Hi Olivier,
Having a node server listening for changes is a quite common way to extend Firebase functionality.
The only concern I'd have with your approach is that you might miss intermediate values if the node server is down.
- Node script starts listening
- A user changes the value to 1
- Node script receives event and sends email 1
- A user changes the value to 2
- Node script receives event and sends email 2
- Node script dies
- A user changes the value to 3
- A user changes the value to 4
- A user changes the value to 5
- Node script is started again and starts listening
- Node script receives event and sends email 5
In the above scenario, emails 3 and 4 will never be sent. The reason for this is that Firebase will not synchronize the intermediate value changes when the node server reconnects in step 10. Firebase synchronizes state ("the value is 5"), it does not synchronize state changes ("a user changed the value from 4 to 5").

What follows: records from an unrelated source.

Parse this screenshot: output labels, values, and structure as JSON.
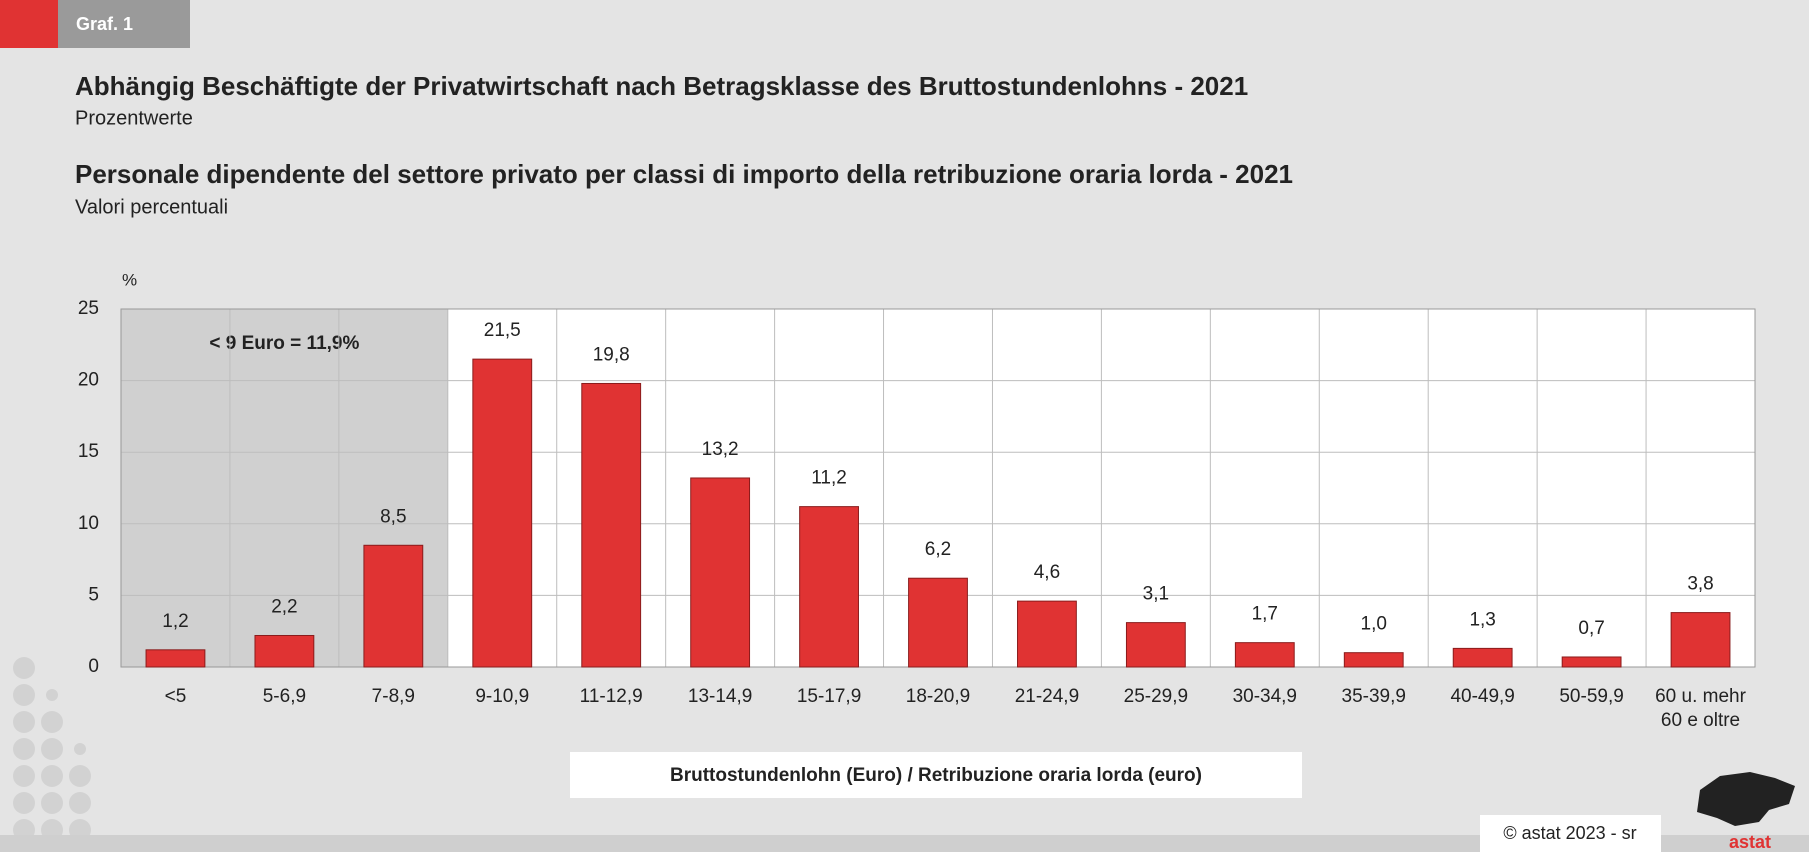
{
  "header": {
    "label": "Graf. 1"
  },
  "chart_data": {
    "type": "bar",
    "title": "Abhängig Beschäftigte der Privatwirtschaft nach Betragsklasse des Bruttostundenlohns - 2021",
    "subtitle": "Prozentwerte",
    "title_it": "Personale dipendente del settore privato per classi di importo della retribuzione oraria lorda - 2021",
    "subtitle_it": "Valori percentuali",
    "y_axis_label": "%",
    "x_axis_label": "Bruttostundenlohn (Euro) / Retribuzione oraria lorda (euro)",
    "annotation": "< 9 Euro = 11,9%",
    "categories": [
      "<5",
      "5-6,9",
      "7-8,9",
      "9-10,9",
      "11-12,9",
      "13-14,9",
      "15-17,9",
      "18-20,9",
      "21-24,9",
      "25-29,9",
      "30-34,9",
      "35-39,9",
      "40-49,9",
      "50-59,9",
      "60 u. mehr\n60 e oltre"
    ],
    "values": [
      1.2,
      2.2,
      8.5,
      21.5,
      19.8,
      13.2,
      11.2,
      6.2,
      4.6,
      3.1,
      1.7,
      1.0,
      1.3,
      0.7,
      3.8
    ],
    "value_labels": [
      "1,2",
      "2,2",
      "8,5",
      "21,5",
      "19,8",
      "13,2",
      "11,2",
      "6,2",
      "4,6",
      "3,1",
      "1,7",
      "1,0",
      "1,3",
      "0,7",
      "3,8"
    ],
    "color": "#e03333",
    "ylim": [
      0,
      25
    ],
    "yticks": [
      0,
      5,
      10,
      15,
      20,
      25
    ],
    "grid": true
  },
  "footer": {
    "copyright": "© astat 2023 - sr",
    "logo": "astat"
  }
}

If handling all state changes is required for your use-case, it is better to model the state changes in your database. A simple example of this is when you're trying to keep a counter between multiple clients (always a tricky situation in a distributed system like Firebase). The common method is to store a count in Firebase and then have each client update that value.
/count: 1
ref.child('count').transaction(function(count) {
return (count || 0) + 1;
});
If multiple clients run this code, they're all updating the same location. Not only does that lead to contention, it also leads to the scenario we had before where listeners may not see every update.
The alternative is to not store the count, but the "increments" themselves as a separate action. In that case, the clients would push increments onto a queue:
/increments
ref.child('increments').push(1);
With this model you guarantee that each increment becomes a separate record in the database, so every listener is guaranteed to see each increment. As a nice bonus, this approach also removes the lock contention.
This last approach is used extensively in Firebase's internal processes. We often use
firebase-queue to implement the server-side processes.